99 As cases such as Liddington, Jones, Assheton and R v C make clear, a range of factors bear upon the objective seriousness of an offence of possession or importation of child pornography. These factors include:


(a) the nature and content of the pornographic material – including the age of the children and the gravity of the sexual activity portrayed;

(b) the number of images or items of material possessed by the offender;

(c) whether the possession or importation is for the purpose of sale or further distribution;

(d) whether the offender will profit from the offence.

It might be worth noting, however, that the number of images as such may not be the real point. In a case of possession of child pornography for personal use only, the significance of quantity lies more in the number of different children who are depicted and thereby victimised.

100 Whether an offence of importation of child pornography calls for a full-time custodial sentence will depend upon the facts and circumstances of the particular offence and offender. The Applicant’s offence was objectively serious. This is not a victimless crime. The Applicant took advantage of the sexual exploitation of children. This reflects a substantial level of moral turpitude. General deterrence is a paramount consideration and specific deterrence was a significant factor in the Applicant’s case. The subjective circumstances of the Applicant were not of particular assistance to him in this case.

101 I am not satisfied that the Applicant has demonstrated that the sentence is manifestly excessive. It has not been established that the sentence lay outside the permissible range of sentence for this offence.
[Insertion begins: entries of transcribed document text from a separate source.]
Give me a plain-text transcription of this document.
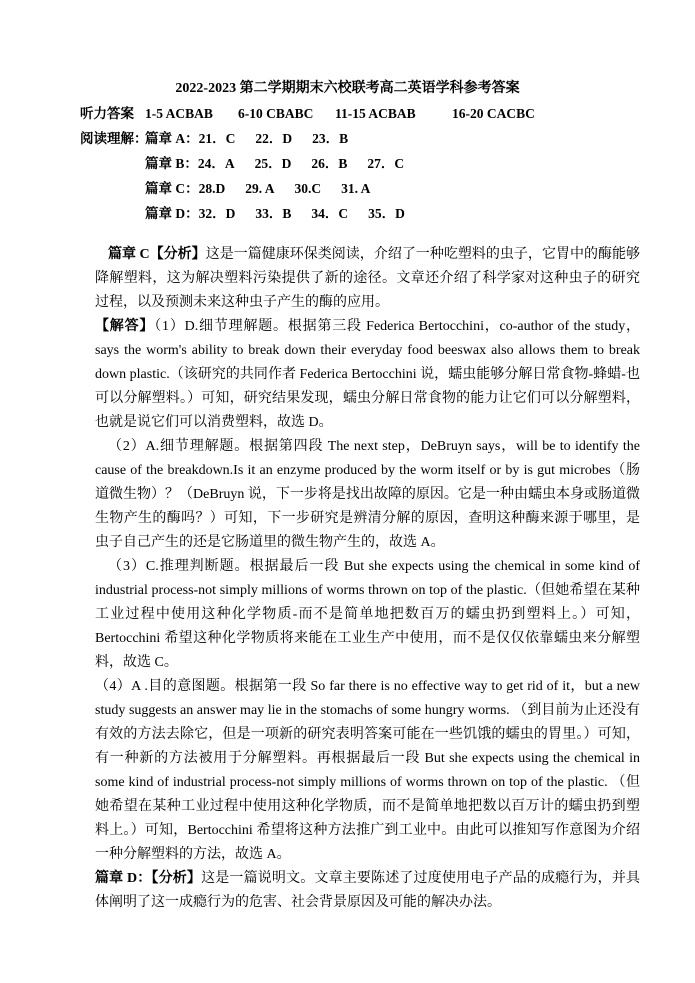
2022-2023 第二学期期末六校联考高二英语学科参考答案
听力答案 1-5 ACBAB 6-10 CBABC 11-15 ACBAB	16-20 CACBC
阅读理解：
篇章 A：21．C 22．D 23．B
篇章 B：24．A 25．D 26．B 27．C
篇章 C：28.D 29. A 30.C 31. A
篇章 D：32．D 33．B 34．C 35．D

篇章 C【分析】这是一篇健康环保类阅读，介绍了一种吃塑料的虫子，它胃中的酶能够降解塑料，这为解决塑料污染提供了新的途径。文章还介绍了科学家对这种虫子的研究过程，以及预测未来这种虫子产生的酶的应用。

【解答】（1）D.细节理解题。根据第三段 Federica Bertocchini，co-author of the study，says the worm's ability to break down their everyday food beeswax also allows them to break down plastic.（该研究的共同作者 Federica Bertocchini 说，蠕虫能够分解日常食物-蜂蜡-也可以分解塑料。）可知，研究结果发现，蠕虫分解日常食物的能力让它们可以分解塑料，也就是说它们可以消费塑料，故选 D。

（2）A.细节理解题。根据第四段 The next step，DeBruyn says，will be to identify the cause of the breakdown.Is it an enzyme produced by the worm itself or by is gut microbes（肠道微生物）？（DeBruyn 说，下一步将是找出故障的原因。它是一种由蠕虫本身或肠道微生物产生的酶吗？）可知，下一步研究是辨清分解的原因，查明这种酶来源于哪里，是虫子自己产生的还是它肠道里的微生物产生的，故选 A。

（3）C.推理判断题。根据最后一段 But she expects using the chemical in some kind of industrial process-not simply millions of worms thrown on top of the plastic.（但她希望在某种工业过程中使用这种化学物质-而不是简单地把数百万的蠕虫扔到塑料上。）可知，Bertocchini 希望这种化学物质将来能在工业生产中使用，而不是仅仅依靠蠕虫来分解塑料，故选 C。

（4）A .目的意图题。根据第一段 So far there is no effective way to get rid of it，but a new study suggests an answer may lie in the stomachs of some hungry worms. （到目前为止还没有有效的方法去除它，但是一项新的研究表明答案可能在一些饥饿的蠕虫的胃里。）可知，有一种新的方法被用于分解塑料。再根据最后一段 But she expects using the chemical in some kind of industrial process-not simply millions of worms thrown on top of the plastic. （但她希望在某种工业过程中使用这种化学物质，而不是简单地把数以百万计的蠕虫扔到塑料上。）可知，Bertocchini 希望将这种方法推广到工业中。由此可以推知写作意图为介绍一种分解塑料的方法，故选 A。

篇章 D：【分析】这是一篇说明文。文章主要陈述了过度使用电子产品的成瘾行为，并具体阐明了这一成瘾行为的危害、社会背景原因及可能的解决办法。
102 Accordingly, I reject the fourth ground of appeal.

Conclusion

103 I am not satisfied that the Applicant has made good any of the grounds of appeal. Even if specific error had been identified, I am not satisfied that, in the circumstances of the present case, any other sentence was warranted in law and should have been passed: s.6(3) Criminal Appeal Act 1912.

104 I propose that leave to appeal be granted, but that the appeal be dismissed.